From: Jukka K. Korpela <jkorpela@cs.tut.fi>
Date: Wed, 30 Apr 2008 13:11:14 +0300
To: <www-validator@w3.org>
Message-ID: <010c01c8aaaa$869086c0$0500000a@DOCENDO>

Michael Adams wrote:

> I found the ECMA tie-in to ISO 8859-1 Latin-1, dated March 85 and June
> 86. http://en.wikipedia.org/wiki/ISO_8859-1#History

References to ECMA standards are irrelevant when discussing "Latin 1" in 
the Internet context, since the authority on encoding names for Internet 
use is IANA, and the IANA registery does not name any ECMA-based _name_ 
for ISO-8859-1, even though it cites "ECMA registry" as the source.

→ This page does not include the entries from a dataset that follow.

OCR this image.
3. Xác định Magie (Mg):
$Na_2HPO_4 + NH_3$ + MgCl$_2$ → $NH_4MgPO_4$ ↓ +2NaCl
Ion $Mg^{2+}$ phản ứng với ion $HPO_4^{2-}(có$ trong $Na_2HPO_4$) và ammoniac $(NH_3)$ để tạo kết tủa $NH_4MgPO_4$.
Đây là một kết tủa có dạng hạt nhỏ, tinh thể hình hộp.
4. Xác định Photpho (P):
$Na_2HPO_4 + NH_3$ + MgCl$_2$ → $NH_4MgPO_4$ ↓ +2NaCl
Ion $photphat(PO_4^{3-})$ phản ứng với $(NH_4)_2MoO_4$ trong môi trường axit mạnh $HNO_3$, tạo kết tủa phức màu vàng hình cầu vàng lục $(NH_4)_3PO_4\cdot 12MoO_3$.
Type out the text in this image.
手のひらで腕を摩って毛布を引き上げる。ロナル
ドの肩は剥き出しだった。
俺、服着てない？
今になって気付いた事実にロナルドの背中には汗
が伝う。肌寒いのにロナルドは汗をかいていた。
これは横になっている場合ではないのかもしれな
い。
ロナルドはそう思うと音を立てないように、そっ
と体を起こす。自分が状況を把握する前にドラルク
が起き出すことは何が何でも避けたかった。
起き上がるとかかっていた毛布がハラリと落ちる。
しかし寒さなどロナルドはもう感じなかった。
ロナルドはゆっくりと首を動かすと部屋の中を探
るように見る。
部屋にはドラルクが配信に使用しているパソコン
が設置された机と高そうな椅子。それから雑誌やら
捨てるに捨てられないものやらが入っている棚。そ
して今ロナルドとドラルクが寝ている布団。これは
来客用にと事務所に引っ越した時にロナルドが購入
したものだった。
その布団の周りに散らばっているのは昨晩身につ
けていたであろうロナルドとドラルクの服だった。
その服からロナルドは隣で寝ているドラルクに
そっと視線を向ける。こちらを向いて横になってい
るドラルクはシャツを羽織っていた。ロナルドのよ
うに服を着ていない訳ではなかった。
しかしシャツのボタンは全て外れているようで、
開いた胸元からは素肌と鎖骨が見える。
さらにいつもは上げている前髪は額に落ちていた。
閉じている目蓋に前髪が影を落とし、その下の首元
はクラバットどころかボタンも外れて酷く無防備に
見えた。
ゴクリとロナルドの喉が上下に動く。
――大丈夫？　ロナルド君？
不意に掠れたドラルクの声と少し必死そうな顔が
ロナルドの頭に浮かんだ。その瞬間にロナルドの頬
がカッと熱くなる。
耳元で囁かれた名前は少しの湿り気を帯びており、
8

> Though not the definitive authority,

Wikipedia is not an authority of any kind, and it's surely just 
confusing in many confused issues like this.

> There
> are two encodings: "ISO 8859-1" and "ISO-8859-1" note the hyphen
> versus space after ISO.

That's nonsense. Registered encoding names have no spaces. When "ISO 
8859-1" is used, it refers to the _standard_ (proper) defining the 
encoding. It might be a good idea to accept, as error recovery, it as 
meaning "ISO-8859-1" as a charset parameter value, but it would still be 
an error.

> I merely wanted to acquaint myself
> with the issues being debated here to see what the fuss is about.

I'm afraid the wikipedia stuff just adds to the general confusion.

In this discussion, loose names like "Latin-1" should not be used at 
all. This is about encodings, so "ISO-8859-1" and "windows-1252" are the 
preferred names for the two encodings that people have in their minds, 
informally called ISO Latin 1 and Windows Latin 1. (For the latter, 
"windows-1252" is the _only_ registered name, oddly enough, since names 
like "cp-1252" or "cp1252" have often been used, and it would cause no 
harm to define them as aliases; but I digress.)

Jukka K. Korpela ("Yucca")
http://www.cs.tut.fi/~jkorpela/

Received on Wednesday, 30 April 2008 10:11:29 UTC